Bold Mayor Takes Defiant Step After Threatening Letter Warns Him Against Placing This Symbol on City Property

"They're not going to get me to back down."

When the mayor elect of a small Kentucky city received a form letter from an activist group in December warning municipalities against erecting nativity scenes on public property, he was perturbed — so much so that he decided to take action.

Mayor Andrew Scott of Coal Run, Kentucky (Image via Twitter/Andrew Scott)

Andrew H. Scott, now officially mayor of Coal Run, Kentucky, was so bothered by the text of the letter, which came from an unnamed church-state separatist group, that he told TheBlaze he instantly tossed it into the trash.

In fact, he disposed of it so quickly that he said he can't definitively recall which organization sent it, though the sentiment stuck with him.

"I received a letter at some point close to Christmas … It was regarding a case, I believe, in Franklin County, Indiana, where the ACLU had filed a lawsuit on behalf of the Freedom From Religion Foundation," he said, referencing a well-publicized battle over an annual nativity tradition in Brookville, Indiana. "And, basically, the letter cautioned against putting any type of nativity display anywhere on city property."

Scott felt that the group was attempting to bully political leaders into refusing to display nativities at Christmastime and, considering that Coal Run didn't have a creche up at the time, he said the note had the opposite of its intended effect on him.

"I thought, 'I'm not going to let these people bully me,'" he recalled. "[After] I saw that letter… the first thing I said is, 'We need to get a nativity scene out there.'"

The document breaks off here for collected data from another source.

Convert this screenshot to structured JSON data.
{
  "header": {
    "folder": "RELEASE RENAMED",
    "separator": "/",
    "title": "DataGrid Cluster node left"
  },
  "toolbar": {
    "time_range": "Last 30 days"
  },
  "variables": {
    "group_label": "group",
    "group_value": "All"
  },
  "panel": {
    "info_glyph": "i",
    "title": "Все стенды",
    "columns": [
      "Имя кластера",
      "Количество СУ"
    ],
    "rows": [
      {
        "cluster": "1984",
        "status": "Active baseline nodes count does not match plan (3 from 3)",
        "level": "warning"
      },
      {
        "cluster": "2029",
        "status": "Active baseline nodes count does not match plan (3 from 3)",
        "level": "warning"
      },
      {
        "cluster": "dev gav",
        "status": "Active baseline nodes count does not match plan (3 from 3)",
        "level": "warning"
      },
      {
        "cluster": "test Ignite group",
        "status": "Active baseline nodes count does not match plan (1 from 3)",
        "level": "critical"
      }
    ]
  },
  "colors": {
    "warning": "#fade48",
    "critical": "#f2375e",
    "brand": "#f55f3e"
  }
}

With Christmas just days away and with little time to erect a large nativity, Scott personally went to his local Walmart and purchased the most viable nativity he could find — one that was the size of a typical display families use inside of their homes.

The mayor then strategically placed the tiny nativity right next to a flagpole inside Coal Run Park.

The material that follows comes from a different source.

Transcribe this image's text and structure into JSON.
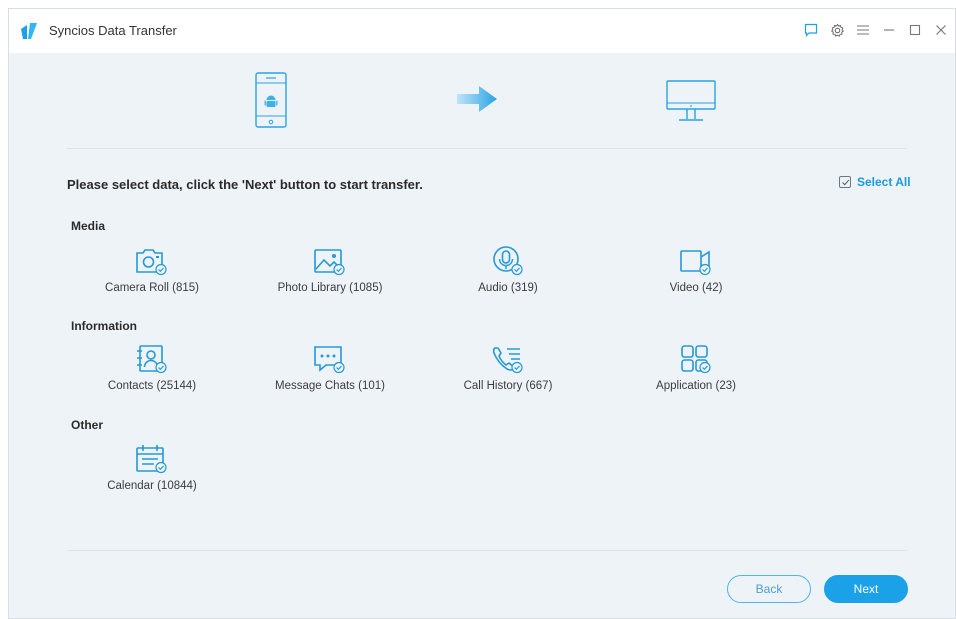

"I don't even know if anyone saw it," he said of the symbolic statement. "But it was the principle."

And next year, Scott said he has bigger plans to build a large nativity that he will likely place in front of the new city hall building, which is currently under construction.

"In my city we say prayer before every commission meeting. If people want to give us hell about that, we'll pray for them, too," he said, decrying what he believes is "a shift in political correctness and tolerance that is geared toward people of faith."

Scott said that there is no denying that Christianity informs the legal code and that, while he's not trying to offend others, he believes it's time for people to stop bowing to atheist activists.

"I think it's important that municipalities and governments all across the United States stand up for what's right," he said, later adding, "It's things like that that get me fired up. The left is trying to fundamentally change things in America."

Scott repeated that he is "not looking for a fight," but said that "they're not going to get me to back down" when it comes to defending his interpretation of the First Amendment — one that affords the rights to post nativities on public property.